A o wykształceniu mocium panie mi nie piernicz, bo śmiech mnie rozpiera gdy słucham profesorów i ich wykładów na tematy rózne.
Jeśli natomiast chodzi o wypadki poznańskie, to twoja wiedza opiera się na opowiastkach prapagandystów, którzy dziś odgrywają bohaterów a kiedyś pluli na wszystko co polskie tak jak dziś.
I jeśli jesteś tak rządnym sprawiedliwości dziejowej, to powinieneś wiedzieć iż wypadki poznańskie, były wypadkami spontanicznymi i zanim ludzie się zorganizowali, Poznań w promieniu 50 km. był otoczony kordonem wojska. I weź sobie do łba to, że w roku 1956 nie było internetu.
Na temat wypadków poznańskich dobry człowieku, wiem wiecej niż byłbyś w staanie przypuszczać.

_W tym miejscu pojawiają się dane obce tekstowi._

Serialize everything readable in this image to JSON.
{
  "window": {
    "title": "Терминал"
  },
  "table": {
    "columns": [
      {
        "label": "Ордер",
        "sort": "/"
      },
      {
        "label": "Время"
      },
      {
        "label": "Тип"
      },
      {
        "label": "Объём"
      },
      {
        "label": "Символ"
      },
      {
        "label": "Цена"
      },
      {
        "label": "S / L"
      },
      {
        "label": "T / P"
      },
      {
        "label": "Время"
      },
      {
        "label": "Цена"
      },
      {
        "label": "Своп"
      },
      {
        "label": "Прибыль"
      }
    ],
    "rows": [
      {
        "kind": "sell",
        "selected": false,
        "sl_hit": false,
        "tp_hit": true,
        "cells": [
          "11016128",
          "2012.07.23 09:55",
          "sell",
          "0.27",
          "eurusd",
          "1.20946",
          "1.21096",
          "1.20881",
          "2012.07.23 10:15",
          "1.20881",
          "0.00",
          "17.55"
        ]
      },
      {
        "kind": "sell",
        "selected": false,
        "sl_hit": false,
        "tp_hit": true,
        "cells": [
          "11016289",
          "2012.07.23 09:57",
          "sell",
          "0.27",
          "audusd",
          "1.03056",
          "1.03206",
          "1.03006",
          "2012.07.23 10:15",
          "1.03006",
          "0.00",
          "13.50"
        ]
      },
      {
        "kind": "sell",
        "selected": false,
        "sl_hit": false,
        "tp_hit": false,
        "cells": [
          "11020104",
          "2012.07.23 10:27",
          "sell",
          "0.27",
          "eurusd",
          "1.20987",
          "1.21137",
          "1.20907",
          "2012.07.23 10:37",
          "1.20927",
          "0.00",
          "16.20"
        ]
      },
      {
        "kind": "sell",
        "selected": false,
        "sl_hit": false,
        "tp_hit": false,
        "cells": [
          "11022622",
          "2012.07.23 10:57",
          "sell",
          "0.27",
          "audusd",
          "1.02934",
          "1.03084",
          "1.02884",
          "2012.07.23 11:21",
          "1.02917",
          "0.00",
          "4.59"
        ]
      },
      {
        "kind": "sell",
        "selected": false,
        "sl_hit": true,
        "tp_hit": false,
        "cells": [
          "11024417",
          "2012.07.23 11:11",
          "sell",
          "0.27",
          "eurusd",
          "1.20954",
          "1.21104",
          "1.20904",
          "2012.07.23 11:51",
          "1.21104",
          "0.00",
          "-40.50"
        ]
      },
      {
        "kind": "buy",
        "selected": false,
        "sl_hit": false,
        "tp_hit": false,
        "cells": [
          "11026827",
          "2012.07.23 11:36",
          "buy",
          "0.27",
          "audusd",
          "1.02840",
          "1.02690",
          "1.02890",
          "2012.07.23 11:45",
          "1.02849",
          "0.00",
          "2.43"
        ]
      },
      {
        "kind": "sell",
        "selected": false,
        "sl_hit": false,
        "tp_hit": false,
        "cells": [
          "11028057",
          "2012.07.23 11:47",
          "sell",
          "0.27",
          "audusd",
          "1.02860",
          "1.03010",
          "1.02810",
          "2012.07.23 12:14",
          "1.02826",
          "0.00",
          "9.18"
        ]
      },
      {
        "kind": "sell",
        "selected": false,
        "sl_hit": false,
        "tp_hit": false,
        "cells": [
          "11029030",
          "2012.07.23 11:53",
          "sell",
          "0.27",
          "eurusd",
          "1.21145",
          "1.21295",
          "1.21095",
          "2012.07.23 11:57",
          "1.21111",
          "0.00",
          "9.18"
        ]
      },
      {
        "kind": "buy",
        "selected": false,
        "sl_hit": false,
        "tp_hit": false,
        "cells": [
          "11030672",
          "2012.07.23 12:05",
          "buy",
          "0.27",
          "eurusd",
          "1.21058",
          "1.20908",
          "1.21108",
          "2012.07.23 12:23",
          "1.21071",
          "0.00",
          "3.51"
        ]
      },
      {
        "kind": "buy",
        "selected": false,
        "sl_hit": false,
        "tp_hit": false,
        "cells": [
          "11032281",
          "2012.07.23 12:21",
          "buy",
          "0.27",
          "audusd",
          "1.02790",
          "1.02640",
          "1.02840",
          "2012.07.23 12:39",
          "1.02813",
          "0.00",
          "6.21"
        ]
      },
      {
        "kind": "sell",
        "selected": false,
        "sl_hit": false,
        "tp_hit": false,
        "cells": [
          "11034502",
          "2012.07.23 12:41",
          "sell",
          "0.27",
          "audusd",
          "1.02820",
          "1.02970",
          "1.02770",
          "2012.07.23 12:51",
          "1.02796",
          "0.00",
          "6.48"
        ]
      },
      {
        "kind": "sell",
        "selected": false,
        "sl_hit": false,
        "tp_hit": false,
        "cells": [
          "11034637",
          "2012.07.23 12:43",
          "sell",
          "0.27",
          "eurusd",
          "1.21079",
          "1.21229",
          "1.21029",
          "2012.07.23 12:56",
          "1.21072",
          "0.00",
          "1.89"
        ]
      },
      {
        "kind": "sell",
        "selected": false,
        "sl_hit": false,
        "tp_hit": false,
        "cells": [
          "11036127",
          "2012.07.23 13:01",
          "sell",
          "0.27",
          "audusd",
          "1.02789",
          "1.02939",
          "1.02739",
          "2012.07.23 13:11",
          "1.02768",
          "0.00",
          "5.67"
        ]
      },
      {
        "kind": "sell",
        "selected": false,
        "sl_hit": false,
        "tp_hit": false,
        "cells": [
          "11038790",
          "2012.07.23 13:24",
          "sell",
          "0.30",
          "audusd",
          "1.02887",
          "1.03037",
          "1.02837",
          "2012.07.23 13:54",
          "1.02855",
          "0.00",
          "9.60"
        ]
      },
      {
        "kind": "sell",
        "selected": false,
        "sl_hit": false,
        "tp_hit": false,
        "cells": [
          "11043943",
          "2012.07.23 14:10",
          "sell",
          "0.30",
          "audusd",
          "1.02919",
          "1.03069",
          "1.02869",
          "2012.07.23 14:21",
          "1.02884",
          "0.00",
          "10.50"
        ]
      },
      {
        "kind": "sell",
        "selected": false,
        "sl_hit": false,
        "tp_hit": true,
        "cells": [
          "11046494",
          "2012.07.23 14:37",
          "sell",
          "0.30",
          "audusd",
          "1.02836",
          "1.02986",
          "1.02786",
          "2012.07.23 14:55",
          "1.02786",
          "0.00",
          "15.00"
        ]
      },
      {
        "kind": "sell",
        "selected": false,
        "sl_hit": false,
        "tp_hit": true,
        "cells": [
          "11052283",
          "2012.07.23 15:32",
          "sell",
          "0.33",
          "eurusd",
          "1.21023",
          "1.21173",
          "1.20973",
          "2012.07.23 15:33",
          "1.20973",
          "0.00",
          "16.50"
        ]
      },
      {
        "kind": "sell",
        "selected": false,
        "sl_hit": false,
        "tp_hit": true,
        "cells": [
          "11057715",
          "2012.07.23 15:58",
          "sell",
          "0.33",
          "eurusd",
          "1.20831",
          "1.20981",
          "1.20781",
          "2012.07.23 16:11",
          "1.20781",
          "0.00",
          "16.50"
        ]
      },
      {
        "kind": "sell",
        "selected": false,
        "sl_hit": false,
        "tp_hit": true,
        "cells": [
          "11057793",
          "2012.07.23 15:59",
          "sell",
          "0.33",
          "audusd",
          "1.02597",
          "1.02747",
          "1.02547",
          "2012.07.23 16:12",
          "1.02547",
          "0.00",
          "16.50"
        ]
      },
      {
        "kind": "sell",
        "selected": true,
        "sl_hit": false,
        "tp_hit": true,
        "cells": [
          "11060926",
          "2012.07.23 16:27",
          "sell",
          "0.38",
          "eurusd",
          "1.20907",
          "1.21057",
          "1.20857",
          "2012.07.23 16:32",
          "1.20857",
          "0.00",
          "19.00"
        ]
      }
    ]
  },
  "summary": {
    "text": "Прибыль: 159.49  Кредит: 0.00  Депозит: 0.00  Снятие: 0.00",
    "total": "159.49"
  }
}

Ponadto moj nick to moja sprawa. Przeszkadza ci to, że ktoś ma inne zdanie i jak chcesz to mogę się podpisywać krzyżykami, takimi jak byś chciał by podpisywali sie wszyscy Polacy.
+++++++++++++ co ładnie?
Po pierwsze to odp...ol się od moich dziadków
( w miejsce wielokropka wstaw sobie swoje imię ,wtedy będzie to mniej obraźliwe i może cenzor nie wytnie )
To,że twoje korzenie sięgają do Watykanu nie oznacza,że każdy ma tak spaprane geny.
Po drugie
Jest tutaj tylu zdoktoryzowanych i nadal doktoryzujących się forumowiczów,
że liczyłem na bardziej konkretną odpowiedź .Ich nicków nie będę ci wymieniał bo popadną w kompleksy,
że pomimo ich wysokiego wykształcenia nadal wierzą tylko w jedną baśń i może sobie tego nie życzą .
Po trzecie
Żyje jeszcze paru uczestników tamtych zajść którzy aktywnie brali w nich udział a których znam .
Wg.niektórych z nich była wtedy szansa i okazja aby ''Okrągły Stół '' odbył się kilkadziesiąt lat prędzej
i to przy poparciu robotników z Węgier i NRD .
Więc po raz kolejny pytam się uprzejmie - gdzie była reszta Polski ? ? ?
Harujesz na etacie opluwacza wartości i historii Polski to sobie pluj. Taki masz fach i rodową tradycję, lecz za historię się nie bierz bo znasz się na niej jak wilk na gwiazdach.